“Well, it might not be a bad idea to redo the stairs at least.”

  “Look at this railing,” I say. “Who are you going to get to carve something like this? I don’t think even Joseph would be able to do it now.”

  Aidan looks down at the grooved wood of the railing under his hand and sees what most people miss at first. It’s carved to look like a serpent. When we get to the second level the serpent wraps around the center post and then, just below the peak of the roof, its jaws gape open around a large, smooth orb.

  We sit on the narrow bench that follows the curve of the circle and look up. Sunlight, tinted green by the entangling vine, slips through the cracks of the roof. We’re so close to the falls that drops of water cling to the leaves, sparkling in the sun like a web of diamonds. Even with the drought, the falls fill the green space with the sound of water. Aidan—he’s put on his jeans and an unbuttoned white shirt over his bathing suit—wraps his arms around himself as if he’s cold even though it’s warm in here under all the foliage. “I feel like that snake’s looking at me,” he says. “I swear it’s got Joseph’s eyes.”

  I laugh and shake out my damp hair. “Maybe. The serpent’s a kind of guardian—the pearl in its mouth is supposed to be the soul of the world. When it’s stolen it breaks apart into a web of pearls and diamonds—the net of tears, my mother called it—and the world falls out of alignment. When it’s returned the world will right itself and everything will be in balance—good and evil, day and night, perpetual equinox.”

  “Now that’s a fantasy.”

  “Tikkun olam, is what Joseph calls it. Hebrew for ‘healing the world.’ He said that’s what my mother’s books were about, but I always thought that’s what Joseph was doing, building these little houses after all the destruction he must have seen in the war . . .” I notice Aidan is looking away and think I must be boring him, but then he puts his hands to my lips and makes a shushing sound.

  “Do you hear that?”

  I listen, but hear nothing above the whisper of the falls and the sound of my own heart, which Aidan’s touch has set racing. His hand has drifted down from my lips and come to rest on my hand. He’s looking away from me, concentrating on those sounds only he seems able to hear, so I can concentrate on him, his pale skin, cool as marble, the fine black hairs that curl at the nape of his neck. I remind myself—as I’ve done many times these last few weeks—of our age difference, but in this place it no longer seems to matter. A drop of water falls from the leaves above us and lands on his cheekbone. Without thinking I raise my hand to brush it away but then I hear the voices and stop, my hand in midair.

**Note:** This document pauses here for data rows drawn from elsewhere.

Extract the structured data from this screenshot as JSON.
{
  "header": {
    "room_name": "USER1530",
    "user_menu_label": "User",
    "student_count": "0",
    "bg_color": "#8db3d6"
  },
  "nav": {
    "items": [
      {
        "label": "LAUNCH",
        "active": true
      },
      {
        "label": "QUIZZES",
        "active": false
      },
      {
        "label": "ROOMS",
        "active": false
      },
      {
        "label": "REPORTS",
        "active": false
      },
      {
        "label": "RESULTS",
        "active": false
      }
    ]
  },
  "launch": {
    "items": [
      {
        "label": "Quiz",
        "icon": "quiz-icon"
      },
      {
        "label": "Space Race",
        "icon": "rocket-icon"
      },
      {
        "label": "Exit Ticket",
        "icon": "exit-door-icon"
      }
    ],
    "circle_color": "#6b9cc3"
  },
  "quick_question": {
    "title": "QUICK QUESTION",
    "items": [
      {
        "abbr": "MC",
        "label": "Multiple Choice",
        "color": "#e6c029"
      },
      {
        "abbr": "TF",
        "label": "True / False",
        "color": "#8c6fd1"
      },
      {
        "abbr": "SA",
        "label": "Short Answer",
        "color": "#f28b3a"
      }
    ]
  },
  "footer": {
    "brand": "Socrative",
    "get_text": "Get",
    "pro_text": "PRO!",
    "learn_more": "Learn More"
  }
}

  “. . . she came here then to meet the man?” The voice, slightly hoarse, belongs to a woman. I lean forward to make out her companion’s answer but only catch a low-pitched rumble, a few short words given grudgingly that fall into the rush of the falls like pebbles into a lake.

  “I know there was someone,” the woman continues, “everyone knew, except Ben of course.”

  The low rumble sounds angrier, like thunder on a summer day, but no more decipherable.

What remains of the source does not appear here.